Fed's Kaplan says the market is not appreciating the risk of an oil price spike
- The oil market could experience a price spike in the coming years as growth in U.S. shale potentially fails to meet growing global demand, according to Dallas Federal Reserve President Robert Kaplan.
- While U.S. shale oil production is booming, energy companies aren’t investing enough in long-life projects, in Kaplan’s view.
- The market is not thinking about that risk as much as it should, Kaplan says.
The oil market will remain in a “fragile equilibrium” in the coming years and could experience a price spike brought on by undersupply, Dallas Federal Reserve President Robert Kaplan said on Tuesday.
Economists are wary of oil price spikes because they have historically been correlated with the onset of recessions. Crude oil is not only the major input cost for transportation fuels, but a key feedstock for a wide range of plastics and chemicals.
Kaplan expects oil supply from U.S. shale fields to fluctuate as prices rise and fall. American shale drillers are playing an outsize role in the market because they are expected to account for most of the world’s growth in oil production over the next three years.
“The thing to watch out for is three to five years from now, because of the rapid decline curve of shale, I think the price risk is to the upside,” Kaplan told CNBC from CERAWeek by IHS Markit in Houston.

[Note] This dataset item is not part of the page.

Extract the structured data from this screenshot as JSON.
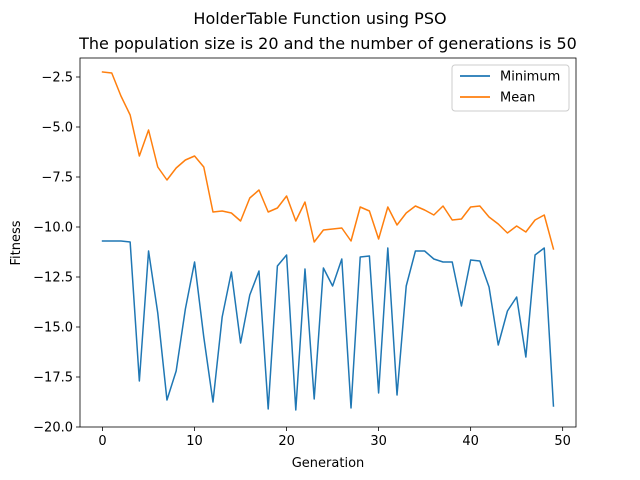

American shale drillers are unique in their ability to quickly ramp up or throttle back production, allowing them to respond to the price environment. But shale wells also hit peak production quickly and then enter a long period of decline.
At the same that shale oil output is pushing U.S. production to record highs, energy companies are investing less in big projects that produce oil over a long period of time, Kaplan notes. This raises risks of oil demand outstripping supply, in his view.
“Shale isn’t going to be enough to keep up with global demand,” he said. “I think we could see a price spike to the upside, and I think people are probably not thinking about that risk as much as they should.”
The International Energy Agency on Monday forecast that growing output from the United States and several other nations will meet rising demand over the next three years. But the agency warned that persistently low investment levels will put the supply-demand balance at risk from 2021 onward unless investment levels pick up.